En février, Chantal déclara une forte scarlatine et nous eûmes la chance qu’on veuille bien nous garder. Elle resta un mois enfermée, très bien soignée par le docteur Romero et sa Maman, comme infirmière. Et le Ciel voulut bien que personne de nous cinq ne l’attrapa.
Le premier jour où elle revint dans la salle à manger, tous les pensionnaires avait mis sur notre table pleins de cadeaux pour notre convalescente. C’était vraiment très touchant.
Mon mari fit des tas de démarches pour que nos camions de déménagement, toujours bloqués à la frontière, soient dédouanés. Enfin, grâce aux interventions de Saint-Gobain, nos meubles et nos vêtements nous arrivèrent à Pâques. Je m’étais remise à chercher des appartements; mais hélas, avec toutes les reconstructions non terminées, je ne trouvais rien. Finalement, pressés par l’arrivée des camions, nous louâmes au 64 de la rue Princesa, tout près de la place de la Moncloa, si abîmée par la guerre, au sixième étage d’une maison retapée, un affreux appartement de sept pièces dont trois borgnes, c’est à dire: deux sans fenêtres et deux donnant dans une cour intérieure très sombre. Nous dûmes couper en trois le buffet de salle à manger pour qu’il puisse tenir dans la si petite pièce; le salon n’avait pas de fenêtre, pas plus que la cuisine et la chambre de bonne, car bonne il fallait avoir!. Ces deux dernières pièces donnaient sur une véranda vitrée. Tous les appartements espagnols ont en bout généralement, une chambre de bonne avec son cabinet de toilette et son w.c. particulier. Nous installâmes petit à petit toutes nos malles et ô joie! rien ne manquait. Les filles avaient leur chambre et François couchait avec elles. Alain avait sa toute petite chambre sur la cour intérieure, comme la notre, heureusement plus grande.

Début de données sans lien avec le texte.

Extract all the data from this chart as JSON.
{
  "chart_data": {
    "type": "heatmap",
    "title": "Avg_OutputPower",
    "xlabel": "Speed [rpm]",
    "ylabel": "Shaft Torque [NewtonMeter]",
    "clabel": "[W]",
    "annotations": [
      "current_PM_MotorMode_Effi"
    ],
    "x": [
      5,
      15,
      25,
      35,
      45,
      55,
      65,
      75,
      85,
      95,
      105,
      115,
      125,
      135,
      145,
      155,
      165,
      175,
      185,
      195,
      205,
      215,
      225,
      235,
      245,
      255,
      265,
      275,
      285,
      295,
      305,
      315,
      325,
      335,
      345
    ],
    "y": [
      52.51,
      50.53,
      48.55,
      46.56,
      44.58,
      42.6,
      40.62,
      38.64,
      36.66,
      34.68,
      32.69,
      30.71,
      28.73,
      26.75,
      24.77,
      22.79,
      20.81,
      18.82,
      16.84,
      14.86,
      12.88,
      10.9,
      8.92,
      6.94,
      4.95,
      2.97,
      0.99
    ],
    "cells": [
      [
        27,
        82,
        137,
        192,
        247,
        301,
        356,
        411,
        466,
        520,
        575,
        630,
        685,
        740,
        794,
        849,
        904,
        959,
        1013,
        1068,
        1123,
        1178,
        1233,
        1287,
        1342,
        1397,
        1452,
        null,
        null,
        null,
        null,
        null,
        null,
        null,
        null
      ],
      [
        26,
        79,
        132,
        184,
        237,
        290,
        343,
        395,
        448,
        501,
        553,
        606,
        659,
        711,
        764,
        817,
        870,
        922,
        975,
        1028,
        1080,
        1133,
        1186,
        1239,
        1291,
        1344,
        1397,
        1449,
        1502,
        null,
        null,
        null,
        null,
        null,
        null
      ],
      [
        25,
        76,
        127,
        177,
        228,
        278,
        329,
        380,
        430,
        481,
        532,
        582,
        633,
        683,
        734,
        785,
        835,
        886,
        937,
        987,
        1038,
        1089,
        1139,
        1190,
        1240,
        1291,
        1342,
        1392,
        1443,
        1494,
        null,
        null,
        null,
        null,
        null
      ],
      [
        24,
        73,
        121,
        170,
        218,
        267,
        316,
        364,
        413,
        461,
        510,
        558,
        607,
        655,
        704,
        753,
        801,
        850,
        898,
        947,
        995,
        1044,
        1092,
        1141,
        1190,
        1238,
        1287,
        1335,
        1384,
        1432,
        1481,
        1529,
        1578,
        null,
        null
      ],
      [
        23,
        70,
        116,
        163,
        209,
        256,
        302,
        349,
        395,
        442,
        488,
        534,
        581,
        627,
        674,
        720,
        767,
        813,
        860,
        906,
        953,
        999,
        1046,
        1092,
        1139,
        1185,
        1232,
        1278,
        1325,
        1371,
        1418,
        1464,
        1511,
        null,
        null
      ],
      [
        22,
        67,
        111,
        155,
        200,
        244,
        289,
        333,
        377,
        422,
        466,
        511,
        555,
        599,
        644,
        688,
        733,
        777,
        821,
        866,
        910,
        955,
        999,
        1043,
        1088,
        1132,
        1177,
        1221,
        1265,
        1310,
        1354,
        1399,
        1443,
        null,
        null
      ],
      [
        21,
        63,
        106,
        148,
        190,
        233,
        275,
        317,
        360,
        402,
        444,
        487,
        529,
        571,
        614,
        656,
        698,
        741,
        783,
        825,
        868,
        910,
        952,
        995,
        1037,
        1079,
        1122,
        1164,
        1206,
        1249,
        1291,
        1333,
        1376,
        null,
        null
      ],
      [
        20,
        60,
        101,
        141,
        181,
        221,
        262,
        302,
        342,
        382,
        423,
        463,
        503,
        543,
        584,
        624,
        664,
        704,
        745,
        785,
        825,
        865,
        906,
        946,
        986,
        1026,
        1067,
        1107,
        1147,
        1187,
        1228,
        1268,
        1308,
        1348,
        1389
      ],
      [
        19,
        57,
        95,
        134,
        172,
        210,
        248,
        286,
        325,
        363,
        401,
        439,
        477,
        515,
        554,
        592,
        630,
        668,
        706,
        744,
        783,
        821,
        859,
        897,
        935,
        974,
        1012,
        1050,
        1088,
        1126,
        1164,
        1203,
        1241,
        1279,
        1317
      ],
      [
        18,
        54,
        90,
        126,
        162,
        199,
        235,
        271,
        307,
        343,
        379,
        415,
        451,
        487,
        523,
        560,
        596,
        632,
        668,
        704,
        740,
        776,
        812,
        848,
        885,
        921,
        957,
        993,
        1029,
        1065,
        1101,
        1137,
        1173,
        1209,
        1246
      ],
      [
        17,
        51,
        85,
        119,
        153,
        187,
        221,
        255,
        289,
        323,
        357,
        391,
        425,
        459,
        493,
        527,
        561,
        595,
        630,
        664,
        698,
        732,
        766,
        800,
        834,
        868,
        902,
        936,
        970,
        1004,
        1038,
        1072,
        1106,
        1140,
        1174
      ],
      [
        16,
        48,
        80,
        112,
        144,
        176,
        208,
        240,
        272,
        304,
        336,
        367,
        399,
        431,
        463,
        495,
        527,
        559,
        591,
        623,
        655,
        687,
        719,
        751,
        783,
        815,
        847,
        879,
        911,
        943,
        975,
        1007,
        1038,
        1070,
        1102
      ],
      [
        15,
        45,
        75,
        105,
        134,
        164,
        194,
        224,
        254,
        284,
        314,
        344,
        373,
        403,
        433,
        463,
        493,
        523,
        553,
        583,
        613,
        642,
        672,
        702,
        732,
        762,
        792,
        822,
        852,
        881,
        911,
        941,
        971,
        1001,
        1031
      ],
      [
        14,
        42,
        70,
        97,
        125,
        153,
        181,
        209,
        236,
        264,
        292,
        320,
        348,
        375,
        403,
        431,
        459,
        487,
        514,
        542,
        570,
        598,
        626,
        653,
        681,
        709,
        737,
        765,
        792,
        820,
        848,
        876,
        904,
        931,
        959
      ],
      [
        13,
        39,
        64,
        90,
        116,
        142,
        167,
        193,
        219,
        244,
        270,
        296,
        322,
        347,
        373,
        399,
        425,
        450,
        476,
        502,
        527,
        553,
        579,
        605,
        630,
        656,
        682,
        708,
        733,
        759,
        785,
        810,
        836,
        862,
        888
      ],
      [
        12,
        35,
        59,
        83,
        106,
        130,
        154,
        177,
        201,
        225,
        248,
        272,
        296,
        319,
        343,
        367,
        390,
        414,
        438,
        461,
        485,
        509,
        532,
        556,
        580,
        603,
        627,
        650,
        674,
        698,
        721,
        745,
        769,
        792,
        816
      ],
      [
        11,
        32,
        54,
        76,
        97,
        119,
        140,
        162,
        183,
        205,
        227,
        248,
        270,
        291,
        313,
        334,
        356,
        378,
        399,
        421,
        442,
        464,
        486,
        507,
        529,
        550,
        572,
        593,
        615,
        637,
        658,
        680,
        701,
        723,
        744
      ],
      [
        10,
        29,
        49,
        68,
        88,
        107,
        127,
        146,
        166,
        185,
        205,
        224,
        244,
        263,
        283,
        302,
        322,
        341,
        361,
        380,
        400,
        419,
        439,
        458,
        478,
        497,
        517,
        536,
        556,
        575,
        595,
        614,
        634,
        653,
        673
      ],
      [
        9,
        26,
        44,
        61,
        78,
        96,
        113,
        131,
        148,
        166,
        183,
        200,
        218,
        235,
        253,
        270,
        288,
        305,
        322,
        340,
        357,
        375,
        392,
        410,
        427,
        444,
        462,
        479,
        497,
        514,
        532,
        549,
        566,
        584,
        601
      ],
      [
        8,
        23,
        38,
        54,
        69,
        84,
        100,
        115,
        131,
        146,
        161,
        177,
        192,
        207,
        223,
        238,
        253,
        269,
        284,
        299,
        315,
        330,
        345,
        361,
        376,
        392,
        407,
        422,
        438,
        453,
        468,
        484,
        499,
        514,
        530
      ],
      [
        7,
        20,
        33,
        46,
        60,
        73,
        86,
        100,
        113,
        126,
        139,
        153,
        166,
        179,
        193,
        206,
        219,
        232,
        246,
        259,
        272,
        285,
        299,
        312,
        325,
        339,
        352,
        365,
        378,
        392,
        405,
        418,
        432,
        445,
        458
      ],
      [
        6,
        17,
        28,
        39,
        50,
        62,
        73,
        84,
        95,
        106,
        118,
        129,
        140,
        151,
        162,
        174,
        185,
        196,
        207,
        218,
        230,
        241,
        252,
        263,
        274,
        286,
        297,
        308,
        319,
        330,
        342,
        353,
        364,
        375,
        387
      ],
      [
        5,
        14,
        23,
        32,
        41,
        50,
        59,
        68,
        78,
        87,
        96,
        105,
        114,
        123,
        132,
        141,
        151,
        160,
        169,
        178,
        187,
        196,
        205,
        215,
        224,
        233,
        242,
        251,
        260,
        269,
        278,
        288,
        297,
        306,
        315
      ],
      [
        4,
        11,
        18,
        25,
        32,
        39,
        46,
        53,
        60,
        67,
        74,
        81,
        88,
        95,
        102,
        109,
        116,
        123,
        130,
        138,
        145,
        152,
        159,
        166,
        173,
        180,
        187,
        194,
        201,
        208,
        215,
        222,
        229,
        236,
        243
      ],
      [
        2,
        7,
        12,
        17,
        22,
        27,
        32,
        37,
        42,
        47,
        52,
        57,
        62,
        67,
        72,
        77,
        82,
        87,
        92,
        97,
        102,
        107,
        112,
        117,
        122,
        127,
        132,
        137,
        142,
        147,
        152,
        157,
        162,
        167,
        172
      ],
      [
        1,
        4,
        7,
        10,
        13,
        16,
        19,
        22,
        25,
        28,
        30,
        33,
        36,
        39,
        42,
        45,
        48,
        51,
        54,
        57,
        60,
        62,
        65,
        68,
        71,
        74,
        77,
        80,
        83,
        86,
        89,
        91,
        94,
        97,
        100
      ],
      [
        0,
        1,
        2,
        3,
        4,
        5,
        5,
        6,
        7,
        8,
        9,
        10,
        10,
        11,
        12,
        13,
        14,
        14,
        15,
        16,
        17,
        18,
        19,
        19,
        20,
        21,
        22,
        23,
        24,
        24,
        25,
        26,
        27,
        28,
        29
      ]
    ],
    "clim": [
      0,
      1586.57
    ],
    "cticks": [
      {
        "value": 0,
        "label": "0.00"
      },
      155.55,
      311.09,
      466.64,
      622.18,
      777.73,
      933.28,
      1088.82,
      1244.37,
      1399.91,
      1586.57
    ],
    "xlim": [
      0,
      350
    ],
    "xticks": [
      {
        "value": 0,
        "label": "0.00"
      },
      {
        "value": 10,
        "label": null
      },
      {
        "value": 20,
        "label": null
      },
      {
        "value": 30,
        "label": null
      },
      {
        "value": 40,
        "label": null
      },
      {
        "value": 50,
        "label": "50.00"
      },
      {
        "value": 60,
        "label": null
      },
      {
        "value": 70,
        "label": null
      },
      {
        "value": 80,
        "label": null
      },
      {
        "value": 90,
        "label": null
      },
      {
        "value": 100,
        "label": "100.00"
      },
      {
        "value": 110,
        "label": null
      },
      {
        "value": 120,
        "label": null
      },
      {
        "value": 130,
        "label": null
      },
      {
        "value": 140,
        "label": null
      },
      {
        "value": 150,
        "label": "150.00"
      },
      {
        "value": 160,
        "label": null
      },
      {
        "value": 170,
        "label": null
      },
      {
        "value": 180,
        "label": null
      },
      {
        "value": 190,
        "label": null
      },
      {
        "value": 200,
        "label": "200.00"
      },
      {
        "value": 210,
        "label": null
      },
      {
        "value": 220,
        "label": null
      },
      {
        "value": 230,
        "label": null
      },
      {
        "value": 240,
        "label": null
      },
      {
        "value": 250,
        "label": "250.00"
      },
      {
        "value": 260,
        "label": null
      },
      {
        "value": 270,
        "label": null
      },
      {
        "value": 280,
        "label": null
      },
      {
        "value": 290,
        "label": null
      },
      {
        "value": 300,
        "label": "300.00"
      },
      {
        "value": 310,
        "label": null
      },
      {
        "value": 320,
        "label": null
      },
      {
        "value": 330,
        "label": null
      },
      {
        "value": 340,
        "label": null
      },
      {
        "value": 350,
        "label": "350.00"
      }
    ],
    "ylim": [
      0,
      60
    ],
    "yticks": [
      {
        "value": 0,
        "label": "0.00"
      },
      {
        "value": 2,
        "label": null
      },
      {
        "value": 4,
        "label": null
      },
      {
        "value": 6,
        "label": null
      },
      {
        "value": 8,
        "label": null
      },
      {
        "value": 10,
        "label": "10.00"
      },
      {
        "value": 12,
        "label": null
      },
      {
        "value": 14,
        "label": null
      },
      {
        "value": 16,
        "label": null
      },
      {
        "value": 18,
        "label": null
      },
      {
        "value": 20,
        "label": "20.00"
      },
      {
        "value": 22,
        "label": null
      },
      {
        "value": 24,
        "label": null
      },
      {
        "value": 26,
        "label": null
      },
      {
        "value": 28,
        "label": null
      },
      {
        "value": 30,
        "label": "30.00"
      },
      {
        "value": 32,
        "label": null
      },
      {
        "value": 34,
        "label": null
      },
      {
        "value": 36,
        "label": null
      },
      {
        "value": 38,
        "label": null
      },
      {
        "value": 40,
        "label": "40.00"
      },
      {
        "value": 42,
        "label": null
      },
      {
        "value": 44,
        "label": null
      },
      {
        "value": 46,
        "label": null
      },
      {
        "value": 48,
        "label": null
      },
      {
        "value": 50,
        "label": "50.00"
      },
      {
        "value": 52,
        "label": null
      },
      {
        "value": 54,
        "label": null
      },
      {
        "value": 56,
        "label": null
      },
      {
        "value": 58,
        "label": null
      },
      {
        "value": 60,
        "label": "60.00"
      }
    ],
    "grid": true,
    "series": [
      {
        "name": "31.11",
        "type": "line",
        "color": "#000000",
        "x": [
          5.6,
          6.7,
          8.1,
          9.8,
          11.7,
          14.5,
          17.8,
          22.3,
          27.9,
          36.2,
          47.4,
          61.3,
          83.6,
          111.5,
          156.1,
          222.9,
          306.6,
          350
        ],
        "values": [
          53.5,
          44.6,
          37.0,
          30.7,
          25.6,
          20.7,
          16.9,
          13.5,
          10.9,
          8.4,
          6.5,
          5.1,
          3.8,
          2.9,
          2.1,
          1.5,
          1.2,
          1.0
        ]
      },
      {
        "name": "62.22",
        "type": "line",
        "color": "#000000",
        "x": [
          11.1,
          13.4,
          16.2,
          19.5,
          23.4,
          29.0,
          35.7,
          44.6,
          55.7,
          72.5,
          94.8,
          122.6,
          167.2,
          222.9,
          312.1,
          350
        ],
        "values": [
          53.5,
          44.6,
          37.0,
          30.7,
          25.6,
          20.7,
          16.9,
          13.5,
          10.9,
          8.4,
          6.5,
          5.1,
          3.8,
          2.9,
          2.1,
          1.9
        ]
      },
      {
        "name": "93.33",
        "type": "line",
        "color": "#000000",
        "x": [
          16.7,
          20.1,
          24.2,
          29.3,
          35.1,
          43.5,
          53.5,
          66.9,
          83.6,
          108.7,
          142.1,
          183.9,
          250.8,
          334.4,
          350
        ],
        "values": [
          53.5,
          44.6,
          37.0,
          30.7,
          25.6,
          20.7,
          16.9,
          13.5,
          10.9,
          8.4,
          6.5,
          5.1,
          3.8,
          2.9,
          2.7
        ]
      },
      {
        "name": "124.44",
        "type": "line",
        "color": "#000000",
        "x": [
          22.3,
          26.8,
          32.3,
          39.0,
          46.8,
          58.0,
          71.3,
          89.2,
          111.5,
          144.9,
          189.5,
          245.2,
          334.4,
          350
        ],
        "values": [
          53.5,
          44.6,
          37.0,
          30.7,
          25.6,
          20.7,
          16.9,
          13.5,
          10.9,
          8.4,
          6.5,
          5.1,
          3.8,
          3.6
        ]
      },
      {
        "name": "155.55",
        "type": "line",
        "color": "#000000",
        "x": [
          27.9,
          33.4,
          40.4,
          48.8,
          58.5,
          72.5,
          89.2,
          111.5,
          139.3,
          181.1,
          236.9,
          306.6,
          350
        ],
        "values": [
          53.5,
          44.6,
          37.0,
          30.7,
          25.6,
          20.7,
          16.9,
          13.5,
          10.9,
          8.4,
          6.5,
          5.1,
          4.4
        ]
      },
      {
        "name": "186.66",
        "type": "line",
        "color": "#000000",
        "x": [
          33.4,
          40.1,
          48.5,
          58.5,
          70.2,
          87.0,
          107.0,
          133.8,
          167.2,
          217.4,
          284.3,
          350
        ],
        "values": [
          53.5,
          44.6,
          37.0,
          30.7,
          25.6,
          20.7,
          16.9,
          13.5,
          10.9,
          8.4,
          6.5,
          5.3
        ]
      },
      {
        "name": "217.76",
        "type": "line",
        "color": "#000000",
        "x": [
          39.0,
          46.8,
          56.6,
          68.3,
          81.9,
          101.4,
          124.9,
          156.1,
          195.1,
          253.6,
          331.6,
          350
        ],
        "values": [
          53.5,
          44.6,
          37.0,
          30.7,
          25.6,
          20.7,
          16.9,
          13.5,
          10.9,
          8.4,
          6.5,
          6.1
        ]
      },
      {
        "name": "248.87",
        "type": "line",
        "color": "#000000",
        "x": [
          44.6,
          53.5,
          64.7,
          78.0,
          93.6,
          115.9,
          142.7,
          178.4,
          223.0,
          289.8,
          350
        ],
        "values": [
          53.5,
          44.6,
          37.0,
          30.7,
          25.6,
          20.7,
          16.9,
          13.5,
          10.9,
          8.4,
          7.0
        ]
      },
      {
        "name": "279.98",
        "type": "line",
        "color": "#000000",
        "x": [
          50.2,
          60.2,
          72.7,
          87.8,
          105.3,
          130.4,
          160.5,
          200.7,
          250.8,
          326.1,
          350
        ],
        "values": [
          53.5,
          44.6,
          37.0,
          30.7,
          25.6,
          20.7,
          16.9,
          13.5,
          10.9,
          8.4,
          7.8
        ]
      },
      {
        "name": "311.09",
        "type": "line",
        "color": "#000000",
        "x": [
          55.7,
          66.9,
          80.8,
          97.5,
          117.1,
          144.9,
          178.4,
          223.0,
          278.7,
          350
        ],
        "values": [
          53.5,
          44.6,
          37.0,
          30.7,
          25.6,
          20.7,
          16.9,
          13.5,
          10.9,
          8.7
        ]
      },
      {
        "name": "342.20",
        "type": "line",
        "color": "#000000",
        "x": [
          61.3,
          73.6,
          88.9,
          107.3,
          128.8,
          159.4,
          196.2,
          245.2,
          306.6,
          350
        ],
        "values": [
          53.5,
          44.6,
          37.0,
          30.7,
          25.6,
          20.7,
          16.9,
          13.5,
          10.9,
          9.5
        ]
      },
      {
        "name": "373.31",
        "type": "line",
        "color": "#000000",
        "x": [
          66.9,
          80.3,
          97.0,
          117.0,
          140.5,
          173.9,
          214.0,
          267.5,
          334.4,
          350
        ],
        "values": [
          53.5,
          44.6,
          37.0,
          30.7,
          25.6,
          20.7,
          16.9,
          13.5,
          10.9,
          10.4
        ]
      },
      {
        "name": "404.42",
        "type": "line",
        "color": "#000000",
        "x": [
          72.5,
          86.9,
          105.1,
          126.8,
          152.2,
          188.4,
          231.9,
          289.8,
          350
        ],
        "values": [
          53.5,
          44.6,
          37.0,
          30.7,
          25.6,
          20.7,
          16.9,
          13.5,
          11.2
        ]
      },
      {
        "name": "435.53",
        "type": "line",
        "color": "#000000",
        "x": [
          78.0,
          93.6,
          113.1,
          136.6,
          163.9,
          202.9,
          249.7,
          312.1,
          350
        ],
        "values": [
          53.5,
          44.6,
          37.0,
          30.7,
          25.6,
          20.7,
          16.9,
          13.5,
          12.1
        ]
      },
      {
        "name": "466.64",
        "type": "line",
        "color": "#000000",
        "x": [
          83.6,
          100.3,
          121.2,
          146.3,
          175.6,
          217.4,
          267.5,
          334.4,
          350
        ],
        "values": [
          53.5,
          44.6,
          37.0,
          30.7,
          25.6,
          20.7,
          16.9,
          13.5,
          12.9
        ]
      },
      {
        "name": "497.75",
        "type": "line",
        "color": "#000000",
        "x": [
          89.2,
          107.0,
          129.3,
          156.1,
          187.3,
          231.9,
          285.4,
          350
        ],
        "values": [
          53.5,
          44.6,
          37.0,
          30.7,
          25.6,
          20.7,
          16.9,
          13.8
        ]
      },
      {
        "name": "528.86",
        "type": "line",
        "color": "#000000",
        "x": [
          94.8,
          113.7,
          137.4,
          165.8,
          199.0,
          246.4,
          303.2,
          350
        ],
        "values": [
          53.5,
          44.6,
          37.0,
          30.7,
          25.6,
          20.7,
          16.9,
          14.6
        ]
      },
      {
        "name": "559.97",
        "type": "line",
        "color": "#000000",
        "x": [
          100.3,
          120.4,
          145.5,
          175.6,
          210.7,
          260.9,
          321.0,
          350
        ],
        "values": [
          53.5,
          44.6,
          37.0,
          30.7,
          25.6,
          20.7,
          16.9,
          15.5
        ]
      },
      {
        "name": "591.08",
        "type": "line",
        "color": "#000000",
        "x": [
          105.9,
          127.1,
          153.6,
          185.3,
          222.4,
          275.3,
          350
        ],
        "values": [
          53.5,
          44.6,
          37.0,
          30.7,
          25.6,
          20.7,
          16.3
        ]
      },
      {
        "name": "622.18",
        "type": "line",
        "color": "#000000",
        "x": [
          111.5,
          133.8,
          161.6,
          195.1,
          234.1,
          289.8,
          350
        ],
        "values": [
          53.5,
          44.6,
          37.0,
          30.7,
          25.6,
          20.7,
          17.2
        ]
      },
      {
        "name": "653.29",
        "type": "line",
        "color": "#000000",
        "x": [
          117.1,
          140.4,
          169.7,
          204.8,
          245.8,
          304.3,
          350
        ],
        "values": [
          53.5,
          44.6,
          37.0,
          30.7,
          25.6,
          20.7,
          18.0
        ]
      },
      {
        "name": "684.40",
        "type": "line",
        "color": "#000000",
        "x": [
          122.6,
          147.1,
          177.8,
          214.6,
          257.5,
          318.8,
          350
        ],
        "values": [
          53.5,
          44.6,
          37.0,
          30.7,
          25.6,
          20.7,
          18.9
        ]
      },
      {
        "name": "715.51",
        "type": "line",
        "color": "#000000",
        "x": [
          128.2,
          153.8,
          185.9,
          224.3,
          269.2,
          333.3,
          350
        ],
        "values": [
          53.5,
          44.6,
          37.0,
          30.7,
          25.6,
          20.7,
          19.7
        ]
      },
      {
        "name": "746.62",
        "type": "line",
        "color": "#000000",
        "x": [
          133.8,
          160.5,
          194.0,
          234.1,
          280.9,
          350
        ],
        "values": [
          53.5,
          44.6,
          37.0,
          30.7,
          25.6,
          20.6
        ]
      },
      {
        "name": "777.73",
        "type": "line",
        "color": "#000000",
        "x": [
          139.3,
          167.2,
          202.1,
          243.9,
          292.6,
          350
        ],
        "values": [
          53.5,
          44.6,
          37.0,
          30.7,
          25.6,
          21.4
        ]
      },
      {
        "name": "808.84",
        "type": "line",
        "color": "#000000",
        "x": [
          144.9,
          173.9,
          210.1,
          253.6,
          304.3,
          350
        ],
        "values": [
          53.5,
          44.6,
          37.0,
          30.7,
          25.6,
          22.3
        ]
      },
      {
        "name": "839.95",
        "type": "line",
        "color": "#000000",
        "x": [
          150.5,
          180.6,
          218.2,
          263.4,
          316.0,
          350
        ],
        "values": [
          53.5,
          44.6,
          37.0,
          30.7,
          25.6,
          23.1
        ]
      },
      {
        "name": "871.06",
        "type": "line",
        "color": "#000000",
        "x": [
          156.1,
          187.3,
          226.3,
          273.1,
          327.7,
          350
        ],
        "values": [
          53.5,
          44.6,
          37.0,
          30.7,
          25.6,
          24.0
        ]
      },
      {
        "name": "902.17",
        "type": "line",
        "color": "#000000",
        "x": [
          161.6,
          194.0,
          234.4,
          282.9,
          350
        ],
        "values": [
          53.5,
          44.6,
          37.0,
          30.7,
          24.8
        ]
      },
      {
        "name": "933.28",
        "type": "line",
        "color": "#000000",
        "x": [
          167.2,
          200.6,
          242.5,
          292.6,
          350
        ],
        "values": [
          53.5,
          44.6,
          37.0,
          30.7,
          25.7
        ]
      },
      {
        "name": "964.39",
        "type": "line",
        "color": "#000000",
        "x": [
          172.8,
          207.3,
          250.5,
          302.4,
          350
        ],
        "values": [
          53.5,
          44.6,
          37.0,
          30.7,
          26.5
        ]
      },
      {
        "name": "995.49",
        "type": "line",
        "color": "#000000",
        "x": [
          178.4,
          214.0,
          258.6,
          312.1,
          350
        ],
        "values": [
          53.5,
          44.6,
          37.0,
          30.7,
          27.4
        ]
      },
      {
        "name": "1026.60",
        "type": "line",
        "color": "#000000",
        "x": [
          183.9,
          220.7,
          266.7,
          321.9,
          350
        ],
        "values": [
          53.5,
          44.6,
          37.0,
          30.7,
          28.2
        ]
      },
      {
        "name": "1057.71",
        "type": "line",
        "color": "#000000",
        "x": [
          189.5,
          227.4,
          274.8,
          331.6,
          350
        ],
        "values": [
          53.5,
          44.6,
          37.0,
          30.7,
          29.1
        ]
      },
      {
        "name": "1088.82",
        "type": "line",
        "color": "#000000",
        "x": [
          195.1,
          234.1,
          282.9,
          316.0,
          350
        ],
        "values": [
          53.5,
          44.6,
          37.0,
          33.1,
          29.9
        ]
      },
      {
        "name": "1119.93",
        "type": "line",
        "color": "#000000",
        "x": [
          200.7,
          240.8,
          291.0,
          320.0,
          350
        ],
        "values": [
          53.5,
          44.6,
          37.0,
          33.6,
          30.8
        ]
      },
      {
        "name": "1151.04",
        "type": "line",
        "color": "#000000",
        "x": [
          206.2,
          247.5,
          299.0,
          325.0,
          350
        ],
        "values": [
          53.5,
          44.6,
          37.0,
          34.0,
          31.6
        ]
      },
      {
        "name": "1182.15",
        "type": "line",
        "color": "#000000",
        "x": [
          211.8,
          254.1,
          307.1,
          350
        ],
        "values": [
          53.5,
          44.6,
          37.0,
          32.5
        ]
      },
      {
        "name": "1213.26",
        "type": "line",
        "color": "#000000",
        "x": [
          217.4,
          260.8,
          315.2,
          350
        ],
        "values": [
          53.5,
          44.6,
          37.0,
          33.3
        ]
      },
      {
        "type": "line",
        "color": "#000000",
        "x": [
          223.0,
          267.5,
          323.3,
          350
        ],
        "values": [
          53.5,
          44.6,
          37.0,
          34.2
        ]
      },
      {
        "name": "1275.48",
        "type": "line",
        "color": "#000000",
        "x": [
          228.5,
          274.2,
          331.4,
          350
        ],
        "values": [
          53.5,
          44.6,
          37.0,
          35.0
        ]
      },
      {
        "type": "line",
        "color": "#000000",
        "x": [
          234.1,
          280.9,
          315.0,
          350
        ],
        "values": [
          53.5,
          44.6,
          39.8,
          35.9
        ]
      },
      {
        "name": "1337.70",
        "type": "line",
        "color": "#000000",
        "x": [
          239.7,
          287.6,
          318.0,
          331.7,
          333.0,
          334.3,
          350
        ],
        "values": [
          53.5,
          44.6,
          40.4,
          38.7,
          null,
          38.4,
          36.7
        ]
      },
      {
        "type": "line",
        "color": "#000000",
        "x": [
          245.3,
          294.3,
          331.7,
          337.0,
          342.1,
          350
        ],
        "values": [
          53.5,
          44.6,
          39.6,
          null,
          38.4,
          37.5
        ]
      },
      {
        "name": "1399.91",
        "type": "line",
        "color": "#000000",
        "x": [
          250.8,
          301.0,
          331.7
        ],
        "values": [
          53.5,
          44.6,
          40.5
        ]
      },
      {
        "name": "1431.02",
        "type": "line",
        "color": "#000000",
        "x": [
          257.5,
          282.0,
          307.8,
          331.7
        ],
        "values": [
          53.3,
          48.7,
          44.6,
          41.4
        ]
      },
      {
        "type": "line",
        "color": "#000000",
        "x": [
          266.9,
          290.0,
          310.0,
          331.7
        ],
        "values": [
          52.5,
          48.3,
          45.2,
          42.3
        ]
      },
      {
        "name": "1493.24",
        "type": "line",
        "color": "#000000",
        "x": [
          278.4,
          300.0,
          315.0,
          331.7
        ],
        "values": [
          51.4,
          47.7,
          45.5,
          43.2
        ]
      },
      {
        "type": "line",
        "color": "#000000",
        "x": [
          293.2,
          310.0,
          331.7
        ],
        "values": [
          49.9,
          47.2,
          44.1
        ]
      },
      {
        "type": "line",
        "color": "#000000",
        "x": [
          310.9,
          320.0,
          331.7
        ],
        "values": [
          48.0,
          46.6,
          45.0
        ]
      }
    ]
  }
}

Nous passâmes dix ans dans cet inconfort, mais on s’habitue à tout. Et puis, au sixième, on a tout de même plus de soleil et un peu de vue sur la “Sierra”, les montagnes enneigées, à 50 kms de Madrid. Ce qui me vexait le plus, c’était de voir les beaux appartements des gens de Saint-Gobain ou de la colonie française chez qui nous étions invités et qui étaient à Madrid depuis des années. Nous avions l’air de parents pauvres! et c’est cela qui pendant longtemps, ne me fit pas apprécier l’Espagne.
Comme je vous l’ai dit la maison avait été reconstruite avec des matériaux de maisons détruites et un soir que nous rentrions d’un dîner, en allumant l’ électricité, nous vîmes des dizaines de cafards noirs qui se sauvaient. C’ était dans la galerie vitrée et ils devaient monter par les tuyaux. En ai-je écrasé, de ces cafards avec ma chaussure à la main! pendant que les enfants n’osaient pas rentrer dans leur chambre!. Avant de partir pour nos premières vacances, nous appelâmes le service de désinfection qui se chargea de faire disparaître ces affreuses bêtes!